EU Parliament had been calling for a financial transaction tax (FTT) for nearly two years and, unsurprisingly, it has adopted last week the proposal drafted by the Commission. One of the arguments that prevailed in the debate that took place at the Parliament and resulted in the adoption of the financial transaction tax proposal was that “the FTT is an integral part of an exit from crisis. It will bring a fairer distribution of the weight of the crisis” (rapporteur Anni Podimata).
The EU follows therefore the general opinion prevailing in member States that increasing taxation is the best way out of the economic and debt crisis. This is neither very original nor very discerning, as we argued many times before (for example here, here and here).

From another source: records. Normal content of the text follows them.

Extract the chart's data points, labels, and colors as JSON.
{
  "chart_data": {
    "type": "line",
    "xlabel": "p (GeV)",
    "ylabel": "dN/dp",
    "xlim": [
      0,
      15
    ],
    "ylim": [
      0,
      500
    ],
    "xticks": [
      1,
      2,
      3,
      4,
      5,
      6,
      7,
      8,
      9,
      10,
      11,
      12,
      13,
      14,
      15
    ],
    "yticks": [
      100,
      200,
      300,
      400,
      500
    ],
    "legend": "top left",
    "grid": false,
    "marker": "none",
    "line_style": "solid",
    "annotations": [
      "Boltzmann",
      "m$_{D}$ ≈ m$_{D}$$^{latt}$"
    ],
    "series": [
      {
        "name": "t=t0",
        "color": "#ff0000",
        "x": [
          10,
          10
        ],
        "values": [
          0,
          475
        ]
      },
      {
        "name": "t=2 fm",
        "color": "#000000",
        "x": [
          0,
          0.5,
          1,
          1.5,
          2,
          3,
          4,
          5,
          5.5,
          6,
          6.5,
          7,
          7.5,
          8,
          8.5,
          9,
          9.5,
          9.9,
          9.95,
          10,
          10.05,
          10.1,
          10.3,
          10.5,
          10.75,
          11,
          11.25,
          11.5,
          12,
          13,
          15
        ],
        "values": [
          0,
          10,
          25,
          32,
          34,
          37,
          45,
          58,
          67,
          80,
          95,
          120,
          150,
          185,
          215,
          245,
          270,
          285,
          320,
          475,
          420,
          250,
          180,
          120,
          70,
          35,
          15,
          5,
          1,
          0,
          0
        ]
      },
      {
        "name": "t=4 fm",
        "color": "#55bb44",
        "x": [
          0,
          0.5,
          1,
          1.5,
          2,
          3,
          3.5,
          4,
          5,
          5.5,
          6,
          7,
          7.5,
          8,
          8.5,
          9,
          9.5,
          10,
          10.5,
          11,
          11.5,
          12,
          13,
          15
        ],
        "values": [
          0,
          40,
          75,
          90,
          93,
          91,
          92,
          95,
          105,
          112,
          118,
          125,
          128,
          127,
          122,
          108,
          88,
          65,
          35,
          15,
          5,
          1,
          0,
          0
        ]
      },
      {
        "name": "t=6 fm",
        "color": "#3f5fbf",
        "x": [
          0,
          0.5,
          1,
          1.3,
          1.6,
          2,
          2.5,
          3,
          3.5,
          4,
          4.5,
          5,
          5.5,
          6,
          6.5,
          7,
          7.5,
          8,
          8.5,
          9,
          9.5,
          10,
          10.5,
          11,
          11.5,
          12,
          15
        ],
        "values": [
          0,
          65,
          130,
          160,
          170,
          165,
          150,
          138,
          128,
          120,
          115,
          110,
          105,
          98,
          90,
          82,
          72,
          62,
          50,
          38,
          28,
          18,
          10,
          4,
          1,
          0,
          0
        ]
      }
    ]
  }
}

The tax rates proposed by the Commission (0.1% for shares and bonds and 0.01% for derivatives) were considered suitable by the Parliament. Pension funds should be the only sector exempted from the tax. The adopted text adds to the Commission’s proposal an “issuance principle”, whereby financial institutions located outside the EU would also be obliged to pay the FTT if they trade securities originally issued within the EU. On the other hand, shares issued outside the EU but subsequently traded by at least one institution established within the EU would also be taxed. Moreover, the text links payment of the FTT to the acquisition of legal ownership rights, meaning that a buyer of a security who would not pay the FTT, would not be legally certain of owning that security.
The deadline for Member States to adopt implementing laws is 31 December 2013. Entry into force of these laws is scheduled 31 December 2014. Anticipating some difficulties, the Parliament decided that the tax should go ahead even if only some Member States opt for it. According to the reporter Anni Podimata, the “FTT will not lead to relocation outside the EU because the cost of this is higher than paying the tax”. This remains to be seen.